Pastorale della salute, riflessione di Manto verso la Giornata mondiale del malato.

La sapientia cordis che papa Francesco mette al centro dell’attenzione per la Giornata del malato 2015 è quella grandezza, saggezza e apertura di cuore che rende capaci di condividere. Che, detto in termini di pastorale della salute, si può declinare come prendersi cura. Sul tema che la Chiesa propone per la giornata dedicata alla sofferenza, fissata nel giorno anniversario della prima apparizione di Maria a Lourdes, si è svolta anche quest’anno una catechesi preparatoria che ha visto tornare a Rieti monsignor Andrea Manto: un habitué, ormai, per questo momento che, un paio di settimane prima dell’undici febbraio, chiama a raccolta volontari, membri di associazioni assistenziali, operatori pastorali per preparare bene l’appuntamento annuale dedicato alle membra più deboli del corpo mistico di Cristo. Aspettando la Giornata del malato – che, secondo il programma riportato qui a lato, avrà come di consueto l’appuntamento mattutino in ospedale e poi la celebrazione pomeridiana nella chiesa di Regina Pacis, dove si svolgerà a partire da domenica 8 anche il triduo dedicato alla Vergine di Lourdes – l’ufficio diocesano competente, diretto dal diacono Nazzareno Iacopini, ha così nuovamente invitato il sacerdote che è alla guida della pastorale sanitaria a Roma e nel Lazio, già responsabile dello stesso settore, per alcuni anni, alla Cei. Don Manto, che prima della vocazione sacerdotale ha svolto la professione medica, ha anche rilasciato una videointervista al responsabile delle Comunicazioni sociali Massimo Casciani, prima di intrattenere i presenti convenuti nella basilica di San Domenico con la sua densa riflessione e di presiedere poi la Messa vespertina domenicale. La “sapienza” su cui ci invita a soffermarci il Papa, dunque, è quella che davanti alla realtà della sofferenza, dell’infermità, della mancanza di autonomia offre una risposta secondo lo stile del Vangelo, che è la logica della condivisione.

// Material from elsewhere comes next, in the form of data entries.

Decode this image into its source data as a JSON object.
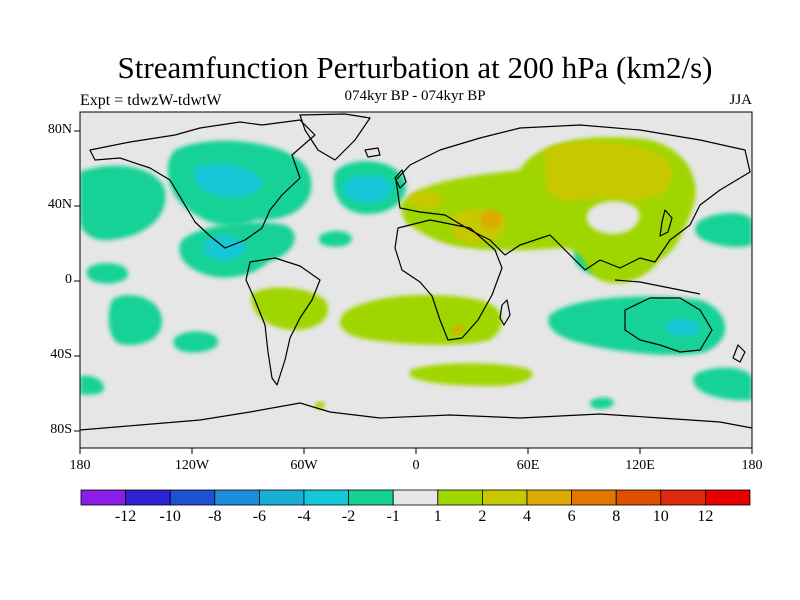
{
  "title": "Streamfunction Perturbation at 200 hPa (km2/s)",
  "experiment": "Expt = tdwzW-tdwtW",
  "subtitle": "074kyr BP - 074kyr BP",
  "season": "JJA",
  "lat_labels": [
    "80N",
    "40N",
    "0",
    "40S",
    "80S"
  ],
  "lon_labels": [
    "180",
    "120W",
    "60W",
    "0",
    "60E",
    "120E",
    "180"
  ],
  "colorbar": {
    "labels": [
      "-12",
      "-10",
      "-8",
      "-6",
      "-4",
      "-2",
      "-1",
      "1",
      "2",
      "4",
      "6",
      "8",
      "10",
      "12"
    ],
    "colors": [
      "#8b1ee6",
      "#2d23d2",
      "#1e50d2",
      "#1e8cdc",
      "#19afd2",
      "#14c8d7",
      "#14d296",
      "#e6e6e6",
      "#a0d600",
      "#c8c800",
      "#dcaa00",
      "#e07800",
      "#de5000",
      "#dc2a0a",
      "#e60000"
    ]
  },
  "colors": {
    "neutral": "#e6e6e6",
    "green_pos": "#a0d600",
    "olive_pos": "#c8c800",
    "orange_pos": "#dcaa00",
    "teal_neg": "#14d296",
    "cyan_neg": "#14c8d7",
    "blue_neg": "#19afd2"
  }
}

Dinanzi a una società che punta tutto sul corpo, sulla perfezione fisica, sull’essere sempre in forma e vincenti, il cristiano scommette invece su un altro grande “capitale”: la fraternità. Laddove bussa l’esperienza della malattia, si è chiamati a mettere in gioco questa capacità di farsi fratello dell’altro. E in un mondo dove tutto ha un prezzo e si pesa, la gratuità della condivisione, del dono, del mettersi accanto a chi soffre aiuta a recuperare gli autentici valori dell’umano, quelli che non si possono comprare o vendere.